Lonely London Lad - Limiting Your Exposure to Malware on MySpace

Lonely London Lad Public Service Announcement: Limiting Your Exposure to Malware on MySpace

Limiting Your Exposure to Malware on MySpace

If you use MySpace enough, this scenario will be familiar to you: You go to post a comment, or read a MySpace Mail message, or view a photo, and suddenly a popup message appears telling you that your computer is infected with a virus, and in order to clean it, you should download software. Whether you choose to download it or not is irrelevant, because the software is installing itself, and before you know it you have a new icon in your system tray for software like "Antivir 2010" or "Antivirus Commander" or any number of similar-sounding applications. They propagate themselves on your computer, and are very difficult to get rid of. They basically try to annoy you via constant fake warnings and popups that you should pay for their software in order to get rid of all the "infections" that it detects, but the only infection is the malware itself.

MySpace offers no guidance on how to avoid them, or how to clean your system once you have them. So I, your friendly neighborhood experimental rock sensation, will do a public service here by offering some suggestions.

Why Does It Affect MySpace?

MySpace allows advertisers to use "rich content" in their advertisements, using a Microsoft technology known as ActiveX. An example of an ActiveX ad is the one with all the smiley faces that are all moving simultaneously, and which makes silly sounds when your mouse hovers over it. Because of known vulnerabilities in ActiveX, bad guys can hijack ads that use ActiveX to run their own evil software. So what happens when you go to a page to post a comment, for example, and suddenly see a malware popup, is that one of the ads that MySpace is running on that page is infected. MySpace runs so many of these ActiveX ads at any given time that your risk is relatively high, if you use MySpace enough, to encounter one of these sooner or later.

MySpace could make their website safer by not allowing rich content ads, but then they would make less money from advertisers. I don't have any proof that Myspace has such a policy, so don't want to cast any aspersions... however, it's a problem they surely know about and could solve rather than letting MySpace users deal with the fallout.

What You Can Do

There are a few ways you can protect yourself from, or reverse the damage caused by, these malware applications.

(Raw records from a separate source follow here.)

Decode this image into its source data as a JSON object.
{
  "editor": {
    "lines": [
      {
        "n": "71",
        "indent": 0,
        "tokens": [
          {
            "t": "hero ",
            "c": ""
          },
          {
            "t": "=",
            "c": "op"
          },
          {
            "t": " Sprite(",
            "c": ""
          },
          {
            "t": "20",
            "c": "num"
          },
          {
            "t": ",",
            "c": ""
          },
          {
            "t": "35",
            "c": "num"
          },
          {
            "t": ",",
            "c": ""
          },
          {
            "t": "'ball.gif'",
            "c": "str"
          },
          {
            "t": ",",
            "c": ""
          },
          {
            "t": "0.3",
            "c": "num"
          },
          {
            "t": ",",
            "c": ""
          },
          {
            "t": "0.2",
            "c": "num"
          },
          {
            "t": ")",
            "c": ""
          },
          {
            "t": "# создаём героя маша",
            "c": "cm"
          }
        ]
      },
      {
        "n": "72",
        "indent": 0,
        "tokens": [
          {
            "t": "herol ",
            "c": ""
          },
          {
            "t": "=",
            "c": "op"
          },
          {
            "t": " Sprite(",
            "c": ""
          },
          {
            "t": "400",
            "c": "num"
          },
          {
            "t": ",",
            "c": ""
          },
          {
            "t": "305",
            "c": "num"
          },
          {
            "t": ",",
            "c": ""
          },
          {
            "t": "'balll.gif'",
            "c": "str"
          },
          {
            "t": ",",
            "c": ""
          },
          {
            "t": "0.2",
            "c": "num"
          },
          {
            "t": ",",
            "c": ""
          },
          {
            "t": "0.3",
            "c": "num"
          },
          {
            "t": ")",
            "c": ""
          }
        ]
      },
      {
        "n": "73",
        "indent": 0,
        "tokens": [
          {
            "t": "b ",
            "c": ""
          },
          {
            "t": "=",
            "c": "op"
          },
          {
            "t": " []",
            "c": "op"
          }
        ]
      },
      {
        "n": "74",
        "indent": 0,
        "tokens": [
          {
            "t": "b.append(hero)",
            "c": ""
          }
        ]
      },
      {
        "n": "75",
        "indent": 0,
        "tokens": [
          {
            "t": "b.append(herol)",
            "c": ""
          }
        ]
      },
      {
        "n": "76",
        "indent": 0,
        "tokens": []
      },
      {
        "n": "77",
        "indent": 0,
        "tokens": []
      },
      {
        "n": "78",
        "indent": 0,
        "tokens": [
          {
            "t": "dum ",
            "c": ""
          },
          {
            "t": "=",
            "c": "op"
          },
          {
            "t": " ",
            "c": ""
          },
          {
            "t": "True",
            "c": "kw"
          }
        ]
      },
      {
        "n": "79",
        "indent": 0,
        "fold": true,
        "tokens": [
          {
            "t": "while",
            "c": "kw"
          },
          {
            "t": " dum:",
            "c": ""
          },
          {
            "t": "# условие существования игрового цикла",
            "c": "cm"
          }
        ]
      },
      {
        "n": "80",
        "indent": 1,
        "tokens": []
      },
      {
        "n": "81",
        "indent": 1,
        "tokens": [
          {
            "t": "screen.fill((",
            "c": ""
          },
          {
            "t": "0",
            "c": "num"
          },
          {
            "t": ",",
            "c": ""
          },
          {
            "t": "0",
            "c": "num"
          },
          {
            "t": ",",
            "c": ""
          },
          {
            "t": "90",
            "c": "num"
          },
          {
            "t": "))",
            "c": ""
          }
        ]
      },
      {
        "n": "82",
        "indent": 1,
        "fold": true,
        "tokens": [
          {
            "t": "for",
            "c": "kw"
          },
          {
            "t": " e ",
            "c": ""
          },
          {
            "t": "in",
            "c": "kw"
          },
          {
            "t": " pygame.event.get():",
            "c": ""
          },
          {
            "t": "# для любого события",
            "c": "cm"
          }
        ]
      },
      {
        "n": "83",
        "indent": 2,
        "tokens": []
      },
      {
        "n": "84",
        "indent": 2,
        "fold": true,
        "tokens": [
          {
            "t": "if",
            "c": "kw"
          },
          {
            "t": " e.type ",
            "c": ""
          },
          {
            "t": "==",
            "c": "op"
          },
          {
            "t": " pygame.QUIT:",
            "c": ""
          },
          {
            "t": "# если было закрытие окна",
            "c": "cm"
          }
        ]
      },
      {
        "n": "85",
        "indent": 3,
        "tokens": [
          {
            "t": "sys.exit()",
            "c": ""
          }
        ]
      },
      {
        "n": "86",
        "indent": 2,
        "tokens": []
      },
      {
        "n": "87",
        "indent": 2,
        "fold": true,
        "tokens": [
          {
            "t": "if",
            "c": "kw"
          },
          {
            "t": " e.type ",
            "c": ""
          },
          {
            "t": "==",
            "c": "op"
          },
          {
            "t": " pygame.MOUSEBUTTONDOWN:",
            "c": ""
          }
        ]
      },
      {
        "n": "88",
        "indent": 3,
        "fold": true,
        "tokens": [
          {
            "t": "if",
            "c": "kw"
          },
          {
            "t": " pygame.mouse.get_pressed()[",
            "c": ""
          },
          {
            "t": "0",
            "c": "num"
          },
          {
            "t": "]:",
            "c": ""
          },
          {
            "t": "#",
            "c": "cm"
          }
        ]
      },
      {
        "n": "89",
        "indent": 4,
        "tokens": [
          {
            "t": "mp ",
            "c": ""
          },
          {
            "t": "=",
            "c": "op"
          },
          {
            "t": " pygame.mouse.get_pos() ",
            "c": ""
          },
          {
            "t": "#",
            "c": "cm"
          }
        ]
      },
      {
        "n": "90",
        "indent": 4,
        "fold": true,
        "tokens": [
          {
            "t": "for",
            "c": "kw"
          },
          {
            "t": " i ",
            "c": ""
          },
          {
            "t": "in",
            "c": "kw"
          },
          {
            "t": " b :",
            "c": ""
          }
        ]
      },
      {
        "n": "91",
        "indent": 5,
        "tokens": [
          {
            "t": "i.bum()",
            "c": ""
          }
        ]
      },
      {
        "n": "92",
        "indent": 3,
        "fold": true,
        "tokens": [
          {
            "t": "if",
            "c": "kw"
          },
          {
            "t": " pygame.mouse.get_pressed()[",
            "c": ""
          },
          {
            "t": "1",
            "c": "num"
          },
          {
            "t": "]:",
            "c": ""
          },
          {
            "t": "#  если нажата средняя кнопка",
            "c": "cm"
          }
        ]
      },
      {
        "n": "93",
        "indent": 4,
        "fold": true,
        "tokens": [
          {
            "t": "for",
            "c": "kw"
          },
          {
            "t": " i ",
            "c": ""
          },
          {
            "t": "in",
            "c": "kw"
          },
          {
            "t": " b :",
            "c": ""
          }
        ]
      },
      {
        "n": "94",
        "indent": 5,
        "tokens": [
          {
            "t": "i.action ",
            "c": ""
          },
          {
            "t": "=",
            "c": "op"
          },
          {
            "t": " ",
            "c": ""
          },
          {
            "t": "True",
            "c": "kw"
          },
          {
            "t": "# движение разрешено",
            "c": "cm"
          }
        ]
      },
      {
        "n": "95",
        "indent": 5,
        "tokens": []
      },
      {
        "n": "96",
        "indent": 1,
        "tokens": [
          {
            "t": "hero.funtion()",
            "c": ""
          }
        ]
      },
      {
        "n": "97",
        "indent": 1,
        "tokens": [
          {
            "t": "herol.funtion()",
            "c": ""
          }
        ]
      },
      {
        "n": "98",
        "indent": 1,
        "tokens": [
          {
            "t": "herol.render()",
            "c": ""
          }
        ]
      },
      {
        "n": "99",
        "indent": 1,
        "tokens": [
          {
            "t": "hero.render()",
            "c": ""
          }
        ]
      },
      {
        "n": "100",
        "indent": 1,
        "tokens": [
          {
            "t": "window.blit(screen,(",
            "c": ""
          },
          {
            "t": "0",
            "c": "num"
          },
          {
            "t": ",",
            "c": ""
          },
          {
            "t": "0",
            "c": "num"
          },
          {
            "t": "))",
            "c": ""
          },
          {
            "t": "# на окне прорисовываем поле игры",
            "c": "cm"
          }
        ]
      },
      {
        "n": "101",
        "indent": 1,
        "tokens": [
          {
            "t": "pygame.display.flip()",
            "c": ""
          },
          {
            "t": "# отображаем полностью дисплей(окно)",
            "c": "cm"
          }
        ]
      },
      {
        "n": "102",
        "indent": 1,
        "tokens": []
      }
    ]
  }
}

The best solution, I have found, is to install Norton Internet Security 2010 on your computer. I am not providing a link for this program, because I am not recommending it in a way that will benefit me financially (no affiliate link to Amazon, for example), but rather because it is a program that has worked for me in solving this problem. Norton will detect the malware when it launches, and will protect you from the threat. It is not a free program, so it's up to you whether paying for it is worth your peace of mind and your computer's health.

If you don't want to buy a commercial solution like Norton, there are some things you can do for free, but which aren't foolproof.

One of these things is to disable ActiveX from running in your web browser when you use MySpace (in Internet Explorer, go under Tools|Options|Security|Custom Level, scroll down the window until you see "Run ActiveX controls and plug-ins", and click "Disable", then "OK", and "OK" again). Note that this solution will mean that certain core features of MySpace will not be available to you.

If you suddenly get infected with malware, you can also use the "restore" command (in Windows, anyway) to revert your computer to a point before the infection hit it. Depending on what you were doing when the infection hit, this solution may mean losing some data (if you were working on a letter, for example, after the "safe point" and before the infection hit, you will lose that letter unless you email it to yourself or save it on another computer before restoring your system).

You can also petition MySpace to do something about these dangerous ads. You may have some leverage, since Myspace doesn't want to lose more people to the competition, and it's not a cool policy to allow rogue software to operate freely within your community.

What I Can Do

I can start digging myself out of the meter of snow that has accumulated outside the Lad Pad, and stop writing these blogs. I hope the above saves you some time and aggravation.